No! He said: ‘But a Royalist-leaning person in a strict parliamentary city didn’t have a comfortable future, did he, so why did he go to Norwich?’

Would Kevin be tempted into the past tense to answer that question? Yes! But only briefly. ‘Well, he went to Norwich in the late 1630s, and he started up a medical practice there… and he treats a lot of civic leaders in the city… and he produces the first of his quite enigmatic texts…’

Ah, so Melvyn got Kevin to do two verbs in the past tense before slipping back into the present. Then Melvyn asked (now on the subject of Browne living through the Civil War): ‘How did he cope?’

Kevin: ‘In one way, he stands aside from it.’

Melvyn: ‘How does he do that?’

Gotcha! Kevin had managed to drag Melvyn into the present! The present tense definitely won overall. It was an unfair contest, really, with three against one — but well done, Melvyn, for holding out against it.

Is laughter always infectious? Often it is, but in the new series of Dead Ringers (Radio 4), the constant guffawing, belly-laughing, cackling, clapping and general falling about of the studio audience made my own mouth muscles stay all the more rigid. The audience must have been under strict instruction to laugh their heads off at every gag, as you and I would never laugh quite so much at Donald Trump saying obvious things such as (in a drive-thru) ‘No, bigly bigger than that’, and ‘Yes, the NHS: I’ll have that to go.’ The imitations by Jan Ravens, John Culshaw et al. are superb, but the script is disappointing — or perhaps it’s simply that comedy has died, as reality has gone so far that it’s beyond parody. I did break into a half-smile when Rory Stewart turned up in Chernobyl, chatting to people about the issues that mattered to them.
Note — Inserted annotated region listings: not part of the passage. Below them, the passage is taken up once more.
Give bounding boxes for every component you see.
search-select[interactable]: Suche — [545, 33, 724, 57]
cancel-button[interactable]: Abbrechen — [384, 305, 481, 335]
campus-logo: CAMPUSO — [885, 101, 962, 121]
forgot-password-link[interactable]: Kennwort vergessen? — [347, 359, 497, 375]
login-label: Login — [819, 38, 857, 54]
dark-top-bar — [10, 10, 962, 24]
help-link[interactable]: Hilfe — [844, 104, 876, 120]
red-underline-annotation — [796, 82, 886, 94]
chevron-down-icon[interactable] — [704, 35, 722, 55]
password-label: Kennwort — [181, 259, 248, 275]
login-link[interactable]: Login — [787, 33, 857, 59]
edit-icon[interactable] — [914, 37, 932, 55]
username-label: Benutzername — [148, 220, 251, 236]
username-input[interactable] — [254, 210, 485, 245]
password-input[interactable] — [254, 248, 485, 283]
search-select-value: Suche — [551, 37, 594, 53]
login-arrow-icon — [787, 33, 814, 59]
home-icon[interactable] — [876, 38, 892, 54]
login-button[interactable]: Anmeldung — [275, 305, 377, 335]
Brave Victoria Coren Mitchell for agreeing (in this heretic-burning age) to host a new series of Heresy in the Unfunny Programme at Half-Past Six slot on a Tuesday. Actually, I did find myself laughing at one very black joke she told. ‘A terrible thing in my family,’ she said, ‘is that my great-uncle died in a concentration camp. He fell off a watchtower.’

It’s not even true, she went on to tell us. Her great-uncle and many members of her family in fact died in the usual way in the Holocaust. But this programme tests the boundaries of what it’s OK and not OK to say. ‘Good luck to us in 2019,’ remarked Victoria wryly, before covering her tracks with ‘and I hope none of this gets me fired from Radio 4, because honestly, genuinely, all I care about on this topic [mental health] or any other is that people are kind to each other.’ This programme doesn’t quite know whether it’s trying to be funny or serious.